Project Scorpio is a new, super-powerful Xbox One console, designed from the ground up for 4K HD and VR gaming. The technical specs sound impressive - 6 teraflops of power (about 40% more powerful than Sony’s upcoming PlayStation 4 Neo); eight CPU cores; over 320GB/s of memory bandwidth. It is, as one person in Microsoft’s unveiling video put it, “a monster”.
But Microsoft is keen to stress that Scorpio isn’t a completely new Xbox - it’s simply another (albeit more powerful) version of the Xbox One, a machine that will be fully compatible with all existing Xbox One games, and which won’t receive its own exclusives.
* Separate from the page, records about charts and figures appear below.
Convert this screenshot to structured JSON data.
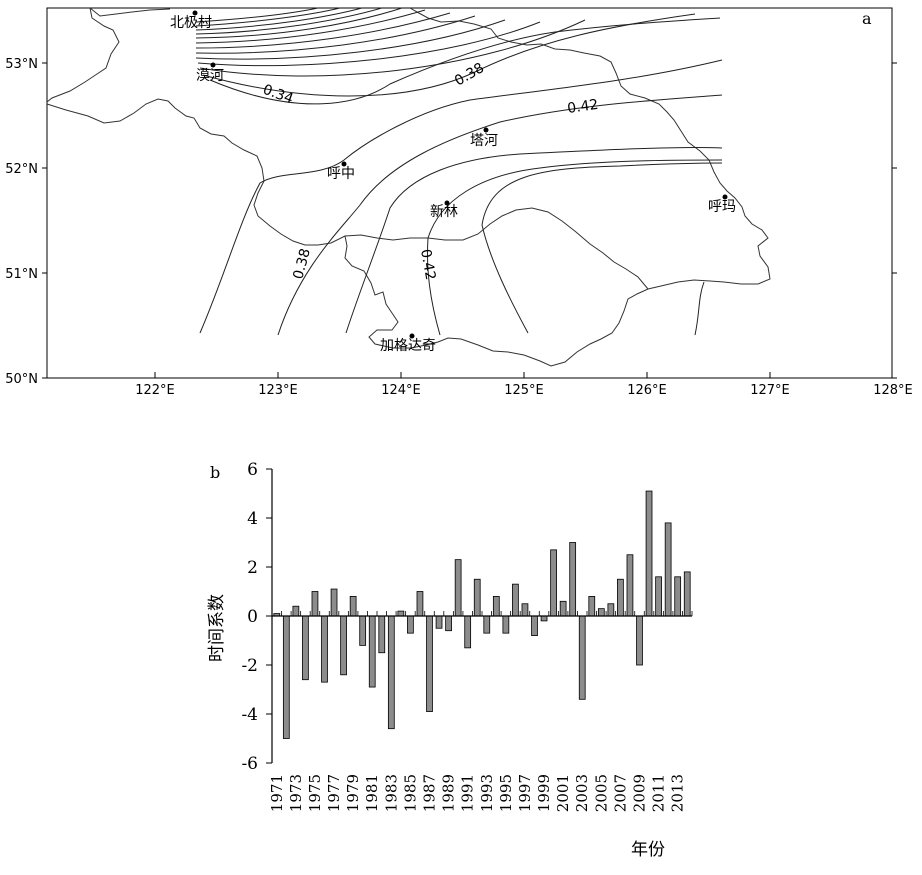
{
  "map": {
    "panel_label": "a",
    "lat_ticks": [
      "50°N",
      "51°N",
      "52°N",
      "53°N"
    ],
    "lon_ticks": [
      "122°E",
      "123°E",
      "124°E",
      "125°E",
      "126°E",
      "127°E",
      "128°E"
    ],
    "contour_labels": [
      "0.34",
      "0.38",
      "0.42",
      "0.38",
      "0.42"
    ],
    "stations": [
      "北极村",
      "漠河",
      "塔河",
      "呼中",
      "新林",
      "呼玛",
      "加格达奇"
    ]
  },
  "chart_data": {
    "type": "bar",
    "panel_label": "b",
    "ylabel": "时间系数",
    "xlabel": "年份",
    "ylim": [
      -6,
      6
    ],
    "yticks": [
      6,
      4,
      2,
      0,
      -2,
      -4,
      -6
    ],
    "xtick_labels": [
      "1971",
      "1973",
      "1975",
      "1977",
      "1979",
      "1981",
      "1983",
      "1985",
      "1987",
      "1989",
      "1991",
      "1993",
      "1995",
      "1997",
      "1999",
      "2001",
      "2003",
      "2005",
      "2007",
      "2009",
      "2011",
      "2013"
    ],
    "grid": false,
    "legend": "none",
    "categories": [
      "1971",
      "1972",
      "1973",
      "1974",
      "1975",
      "1976",
      "1977",
      "1978",
      "1979",
      "1980",
      "1981",
      "1982",
      "1983",
      "1984",
      "1985",
      "1986",
      "1987",
      "1988",
      "1989",
      "1990",
      "1991",
      "1992",
      "1993",
      "1994",
      "1995",
      "1996",
      "1997",
      "1998",
      "1999",
      "2000",
      "2001",
      "2002",
      "2003",
      "2004",
      "2005",
      "2006",
      "2007",
      "2008",
      "2009",
      "2010",
      "2011",
      "2012",
      "2013",
      "2014"
    ],
    "values": [
      0.1,
      -5.0,
      0.4,
      -2.6,
      1.0,
      -2.7,
      1.1,
      -2.4,
      0.8,
      -1.2,
      -2.9,
      -1.5,
      -4.6,
      0.2,
      -0.7,
      1.0,
      -3.9,
      -0.5,
      -0.6,
      2.3,
      -1.3,
      1.5,
      -0.7,
      0.8,
      -0.7,
      1.3,
      0.5,
      -0.8,
      -0.2,
      2.7,
      0.6,
      3.0,
      -3.4,
      0.8,
      0.3,
      0.5,
      1.5,
      2.5,
      -2.0,
      5.1,
      1.6,
      3.8,
      1.6,
      1.8
    ]
  }
}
Instead, that raw power will instead be put to use to ensure that games will be able to run at 4K HD. In theory there could also be framerate advantages for many games, of course - particularly for titles running on Xbox One at uncapped framerates; but if you’re hoping for a slew of shiny new games taking advantage of the raw potential of Scorpio, it seems - for the moment, at least - that you’re going to be disappointed.
“Gamers have never had more choice in how and where they play,” Head of Xbox, Phil Spencer, said in a press release issued following the reveal. “We are bringing our biggest games lineup ever to Xbox One and Windows 10, uniting gamers across networks on Xbox Live and expanding the Xbox One family of devices with the addition of Xbox One S and Project Scorpio to give gamers more choice in how and where they play. There’s never been a better time to be an Xbox gamer.”
No price point has been set, but Project Scorpio (almost certainly not the console’s final name) is due to launch at the end of 2017.